Note that the shape and attachment structure of the reinforcing material may be arbitrarily selected in addition to the above examples depending on the use of the composite material, etc.

(Effects of the Invention) As explained above, the present invention forms a composite material by directly welding a metal reinforcing member and a foamed metal material, and when forming this composite material, the reinforcing material is Minute irregularities are formed on the surface, and the end face of the foamed metal is pressed against the irregular surface, and electricity is applied to heat and melt the metal for joining.

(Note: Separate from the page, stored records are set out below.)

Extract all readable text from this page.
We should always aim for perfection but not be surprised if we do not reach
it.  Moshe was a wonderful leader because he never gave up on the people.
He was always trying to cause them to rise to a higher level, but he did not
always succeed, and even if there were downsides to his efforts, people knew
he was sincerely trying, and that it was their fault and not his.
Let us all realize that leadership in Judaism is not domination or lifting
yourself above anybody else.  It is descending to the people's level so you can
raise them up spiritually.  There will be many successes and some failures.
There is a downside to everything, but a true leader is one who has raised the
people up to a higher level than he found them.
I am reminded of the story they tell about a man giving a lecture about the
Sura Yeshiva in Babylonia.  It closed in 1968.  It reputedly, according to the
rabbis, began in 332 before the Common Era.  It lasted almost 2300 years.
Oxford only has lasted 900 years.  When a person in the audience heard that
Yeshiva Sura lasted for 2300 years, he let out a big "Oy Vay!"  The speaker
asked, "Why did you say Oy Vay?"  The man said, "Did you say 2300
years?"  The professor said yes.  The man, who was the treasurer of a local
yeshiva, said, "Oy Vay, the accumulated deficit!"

This structure is lightweight because the base material is made of foam, and the reinforcing material can be attached by simply crimping it to the joint surface and applying electricity, making it extremely easy to manufacture and inexpensive. and
Furthermore, since it is directly bonded without using an adhesive, it has excellent heat resistance.

[Brief explanation of the drawing]

Fig. 1 is a sectional view of a composite material showing an embodiment of the present invention, Fig. 2 is a sectional view showing another embodiment of the invention, and Fig. 3 is a core material formed by bonding foam metal and reinforcing material. An explanatory diagram showing the manufacturing method, FIG. 4 is a sectional view after joining, FIG. 5 is an explanatory diagram showing a method for attaching reinforcing materials to both sides of the core material, and FIG. 6 is a sectional view after joining, FIG. 7 is an explanatory diagram showing a method for manufacturing a columnar composite material, and FIG. 8 is a sectional view after joining. 1... Composite material, 2, 2a... Foamed metal plate, 3
... Metal plate, 5 ... Metal shape material, 6 ... Uneven surface, 8
……electrode.

Claims (1)

[Scope of Claims] 1. A composite material characterized in that a metal reinforcing member having minute irregularities formed on the joint surface and a foamed metal material are directly welded and joined. 2. A composite material characterized by forming minute irregularities on the surface of a metal reinforcing member, and heating and melting the end face of the foamed metal by applying electricity while crimping the end face of the foamed metal to the irregular surface and joining the material. Production method.